Страница 99 из 102
Жил-был на свете мальчик со светлыми волосами, карими глазами и клыками вампира, доставшимися ему по материнской линии. Родители очень любили мальчика, он был их личным чудом, а потому назвали его Гектором, что в переводе означало «хранитель». Хранитель союза родителей, которые, по неведомым причинам для мальчика, не могли жить вместе. Так сложилось, что Тор родился наследником трона Света и трона вампиров, первый в своем роде. Обе богини, Геката и Айа, благословили его на правление, только еще больше запутав малыша. Он жил на две империи, попеременно приезжая то к отцу в Алюр, то к матери в Агрубу, нигде по-настоящему не ощущая себя дома, потому что его сердце разрывалось между двумя мирами.
А потом его отец женился на прекрасной светлой леди, от которой у отца родился еще один сын, Ральф. Гектор очень любил братика, но грустил из-за того, что отец так поступил с его матерью. Он видел, что мама чахнет от боли, которую причинил ей отец, хотя и старалась не показывать этого.
С годами становилось только хуже. Став юношей, Гектор начал ощущать в себе действие обоих источников: Света и Тьмы. Но по-настоящему он никому и ничему не принадлежал. Был свободен, и оттого каждая из сторон его боялась и ненавидела. Юноша был слишком мал, чтобы понять преимущества своего положения, а потому видел только отчужденные взгляды и ненавидел свою уникальность.
Тор не мог отделаться от мысли, что раз отец не взял в жены его мать, значит, Тьма – это что-то порочное, злое.

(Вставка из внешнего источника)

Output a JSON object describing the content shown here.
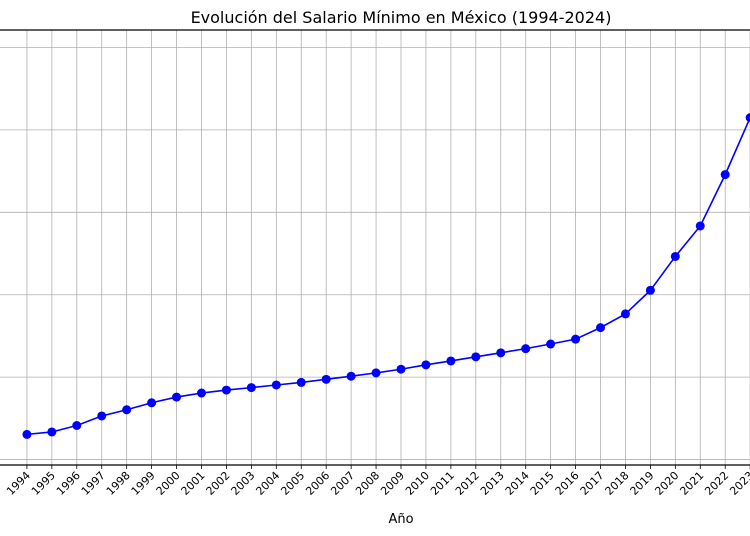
{
  "chart_data": {
    "type": "line",
    "title": "Evolución del Salario Mínimo en México (1994-2024)",
    "xlabel": "Año",
    "ylabel": "",
    "x": [
      1994,
      1995,
      1996,
      1997,
      1998,
      1999,
      2000,
      2001,
      2002,
      2003,
      2004,
      2005,
      2006,
      2007,
      2008,
      2009,
      2010,
      2011,
      2012,
      2013,
      2014,
      2015,
      2016,
      2017,
      2018,
      2019,
      2020,
      2021,
      2022,
      2023,
      2024
    ],
    "values": [
      15.27,
      16.74,
      20.66,
      26.45,
      30.2,
      34.45,
      37.9,
      40.35,
      42.15,
      43.65,
      45.24,
      46.8,
      48.67,
      50.57,
      52.59,
      54.8,
      57.46,
      59.82,
      62.33,
      64.76,
      67.29,
      70.1,
      73.04,
      80.04,
      88.36,
      102.68,
      123.22,
      141.7,
      172.87,
      207.44,
      248.93
    ],
    "xlim": [
      1992.5,
      2025.5
    ],
    "ylim": [
      -3.3,
      260.6
    ],
    "y_gridlines": [
      0,
      50,
      100,
      150,
      200,
      250
    ],
    "grid": true,
    "line_color": "#0000ff",
    "marker": "circle",
    "x_tick_rotation": 45
  }
}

- В детстве, я не мог выносить насмешки своего брата. Он то и делал, что усмехался моей двойной ауре, говоря, что Геката заманит меня в свои сети. Разумеется, сейчас я понимаю, что это был лишь детский лепет, но тогда Ральф казался мне крайне убедительным. А еще было много споров среди знати и верховного совета. Они все считали, что только истинно светлый может стать будущим императором.
- Они просто не оставили тебе шанса, - шепчу я.
- Не делай из меня жертву, - хмурится Тор. – Это все были мои решения. Я стал полностью светлым, отдав себя в услужение Айи и отрекся от статуса наследника.
Ага. Решения принятые под чудовищным давлением взрослых на подростка.
С детства в империи Света ему внушали, что Тьма – это порок. Что если он хочет стать по-настоящему достойным Света, то должен отречься от своей второй части. Подсознательная ярость, бушевавшая в нем все это время, была обусловлена злостью из-за того, что его словно заставили отказаться от своей истинной сущности.
А смерть матери всколыхнула в нем такие сильные и потаенные эмоции, что он просто не мог быть больше тем, кем пытался быть для этого мира все время.
Мы с Тором сидим в Агрубе, смотря на закатные лучи солнца. Скоро проснуться его поданные, чтобы как следует отпраздновать вчерашнюю победу.
Алюр пал. Ральф сгинул вместе со своими утопическими убеждениями, а замок Света был уничтожен Тором уже во второй раз.
- Мой отец был добрым, но слабохарактерным человеком, - продолжает Тор, смотря в окно, и солнце золотится в его глазах. - А еще он был невероятно сильным светлым магом. Он любил Венеру, больше жизни любил, но едва выносил ее присутствие, потому что она являлась чистой Тьмой, а он чистым Светом. Как ты знаешь, маги могут обратиться к любой из богинь, вне зависимости от рождения, но только не вампиры. Для них есть только Тьма. Айа не принимает их души. Считается, что у вампиров их и вовсе нет.
- Я не верю в это, - я сжимаю его холодную ладонь, и Тор дарит мне грустную улыбку.
- В любом случае, только мой отец мой поменять «веру», но он не мог или не хотел этого делать. Вскоре после моего рождения, Венера начала чахнуть. Алюр не напитывал, а высасывал из нее силы. Ей пришлось оставить столицу Света ради будущего своего народа.
- И поэтому тебе пришлось жить на две империи? – тихо спрашиваю я, и Тор кивает.
- Наверное, я захотел стать достойным своего отца, показать ему, что я – добрый. Тогда еще я делал деление Света и Тьмы, как на добро и зло, не понимая истинного значения. Потому и сотворил с собой такое – стал воином Света. Татуировки Айи заблокировали всю Тьму во мне, и все вокруг были страшно рады.
- Все, кроме тебя? – грустно киваю я, гладя его по предплечью.